The Yang campaign did not respond to multiple requests for comment. Its website does mention the high rate of U.S. maternal mortality but does not include any policy proposal for maternal mortality at press time. The website doesn't expand on how to address the maternal mortality rate specifically, but focuses on plans to implement universal health care with Medicare for All.

So how can you evaluate these plans?

As you can see, a number of candidates have introduced legislation on this matter already, offered up multistep plans, or promised to release more detailed policy proposals in the near future. With so much information available, how can you evaluate what each candidate is proposing?

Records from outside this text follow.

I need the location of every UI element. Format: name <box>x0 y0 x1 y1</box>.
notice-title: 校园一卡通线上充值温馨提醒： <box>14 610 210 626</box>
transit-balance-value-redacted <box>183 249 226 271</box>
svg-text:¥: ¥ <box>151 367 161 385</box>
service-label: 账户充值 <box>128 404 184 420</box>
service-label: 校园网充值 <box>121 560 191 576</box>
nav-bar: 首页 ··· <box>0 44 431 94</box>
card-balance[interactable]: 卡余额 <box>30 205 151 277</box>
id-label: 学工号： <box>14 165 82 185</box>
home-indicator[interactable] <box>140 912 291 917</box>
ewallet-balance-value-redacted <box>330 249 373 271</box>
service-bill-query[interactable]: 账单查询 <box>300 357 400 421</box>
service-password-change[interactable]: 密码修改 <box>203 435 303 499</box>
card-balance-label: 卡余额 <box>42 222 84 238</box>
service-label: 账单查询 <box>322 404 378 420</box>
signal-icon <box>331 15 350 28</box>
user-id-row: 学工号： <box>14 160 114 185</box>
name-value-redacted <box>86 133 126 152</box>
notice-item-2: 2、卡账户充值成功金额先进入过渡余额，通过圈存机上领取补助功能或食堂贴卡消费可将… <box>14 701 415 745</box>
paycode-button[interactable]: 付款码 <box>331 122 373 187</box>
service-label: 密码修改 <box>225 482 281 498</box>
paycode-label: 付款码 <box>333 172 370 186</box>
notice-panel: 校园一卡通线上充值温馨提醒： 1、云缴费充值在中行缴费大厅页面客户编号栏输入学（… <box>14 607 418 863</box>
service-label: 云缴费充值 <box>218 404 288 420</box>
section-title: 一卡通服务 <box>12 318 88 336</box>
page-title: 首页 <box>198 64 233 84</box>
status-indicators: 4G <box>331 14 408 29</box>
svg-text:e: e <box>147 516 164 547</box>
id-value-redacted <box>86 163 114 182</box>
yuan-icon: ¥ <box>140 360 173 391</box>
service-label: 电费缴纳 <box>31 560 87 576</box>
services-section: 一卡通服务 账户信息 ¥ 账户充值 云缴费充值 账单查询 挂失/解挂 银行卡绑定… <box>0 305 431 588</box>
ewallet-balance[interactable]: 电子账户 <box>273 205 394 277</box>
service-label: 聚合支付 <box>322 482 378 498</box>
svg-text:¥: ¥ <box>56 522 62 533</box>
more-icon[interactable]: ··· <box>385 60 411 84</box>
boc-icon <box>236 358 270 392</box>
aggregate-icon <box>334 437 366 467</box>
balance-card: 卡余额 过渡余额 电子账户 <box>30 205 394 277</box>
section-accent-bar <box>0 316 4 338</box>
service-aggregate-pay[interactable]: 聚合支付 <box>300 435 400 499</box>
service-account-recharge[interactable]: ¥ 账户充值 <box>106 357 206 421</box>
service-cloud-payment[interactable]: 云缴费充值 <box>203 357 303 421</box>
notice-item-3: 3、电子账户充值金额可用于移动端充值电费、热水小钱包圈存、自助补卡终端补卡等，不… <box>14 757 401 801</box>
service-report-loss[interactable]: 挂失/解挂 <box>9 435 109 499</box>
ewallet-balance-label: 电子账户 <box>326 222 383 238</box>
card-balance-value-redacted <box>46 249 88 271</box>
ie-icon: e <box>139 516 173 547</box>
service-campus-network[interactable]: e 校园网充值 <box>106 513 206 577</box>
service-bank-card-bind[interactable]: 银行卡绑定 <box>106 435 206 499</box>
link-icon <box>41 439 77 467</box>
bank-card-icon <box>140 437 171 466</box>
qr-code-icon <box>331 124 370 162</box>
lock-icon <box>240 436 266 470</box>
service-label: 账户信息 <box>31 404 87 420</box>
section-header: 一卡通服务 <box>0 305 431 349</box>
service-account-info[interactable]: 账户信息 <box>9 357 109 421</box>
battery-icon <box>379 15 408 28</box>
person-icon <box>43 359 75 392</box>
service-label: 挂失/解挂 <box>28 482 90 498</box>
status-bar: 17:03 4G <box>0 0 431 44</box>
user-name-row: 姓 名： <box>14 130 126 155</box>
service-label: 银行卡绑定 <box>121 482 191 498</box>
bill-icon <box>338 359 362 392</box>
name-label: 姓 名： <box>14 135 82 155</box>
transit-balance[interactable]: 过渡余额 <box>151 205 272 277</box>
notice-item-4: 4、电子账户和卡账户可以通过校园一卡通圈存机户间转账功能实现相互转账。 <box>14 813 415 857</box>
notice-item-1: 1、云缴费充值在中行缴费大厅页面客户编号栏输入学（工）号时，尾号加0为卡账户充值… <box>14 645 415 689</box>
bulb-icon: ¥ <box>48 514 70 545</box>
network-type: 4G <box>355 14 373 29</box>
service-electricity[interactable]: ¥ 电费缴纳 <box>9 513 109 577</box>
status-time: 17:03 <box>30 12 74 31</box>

How can you tell which plans, if implemented, will actually make a difference?

The first step is ensuring that every candidate even has a plan to tackle black maternal mortality, Monica Simpson, executive director at SisterSong Women of Color Reproductive Justice Collective and an advisory committee member for the Black Mamas Matter Alliance, tells SELF.

“This is definitely an epidemic,” Simpson says. “It’s something that should be sounding an alarm in everyone’s office if they care about the health and well-being of people in this country.” So if your preferred candidate has not outlined a plan to tackle black maternal mortality or you aren’t satisfied with their policy proposals, you can reach out to their campaign to ask them about it.

Next Simpson recommends checking each plan for the voices and input of the communities most impacted: “Who is behind these pieces of legislation? Are there black women involved?”

To that end, Aina, codirector of the Black Mamas Matter Alliance, recommends looking for any mentions of partnerships between politicians and organizations doing this work, which you can do by following these groups on social media and getting their newsletters. “A green light is clear language that explicitly [talks] about partnering with community-based organizations doing the work in black maternal mortality,” she says. “It’s important…to seek out those like ourselves and others who are doing the work and that whatever they are coming up with is fully informed, not developed in isolation or coming from a top-down approach.”

Here are a few other points you may consider:

  • If there is legislation involved, has it been endorsed by nonpartisan grassroots activist voices or political entities on this issue, like the Black Mamas Matter Alliance, SisterSong, or the Black Maternal Health Caucus?
  • Do the proposals specifically mention black maternal mortality, not only maternal mortality in general?
  • Do the proposals center and support black women’s leadership in this arena?
  • Do the proposals have a plan to tackle structural inequality and institutionalized racism?

An important part of caring about this issue goes beyond informing yourself and others. It necessitates holding our elected officials and presidential hopefuls accountable by showing them that voters demand change. You can ask questions during campaign events or town halls. You can ask activists and researchers how everyday people and voters can help advance research and raise awareness. You can support community organizations and grassroots activist groups financially or through volunteer work. Because pregnant people should not be dying from preventable causes—and black pregnant and postpartum people should not be dying at three to four times the rate of white ones.

*Note: In order to make it clear that you don’t have to identify as a woman to be pregnant and therefore at risk for the outcomes we’re talking about when we discuss “black maternal mortality,” we use non-gendered language whenever we can. When you see gendered words like women, mother, maternal, etc., it’s because we’re quoting a person or source who used those words, or because we’re referring to studies that looked specifically at populations of women.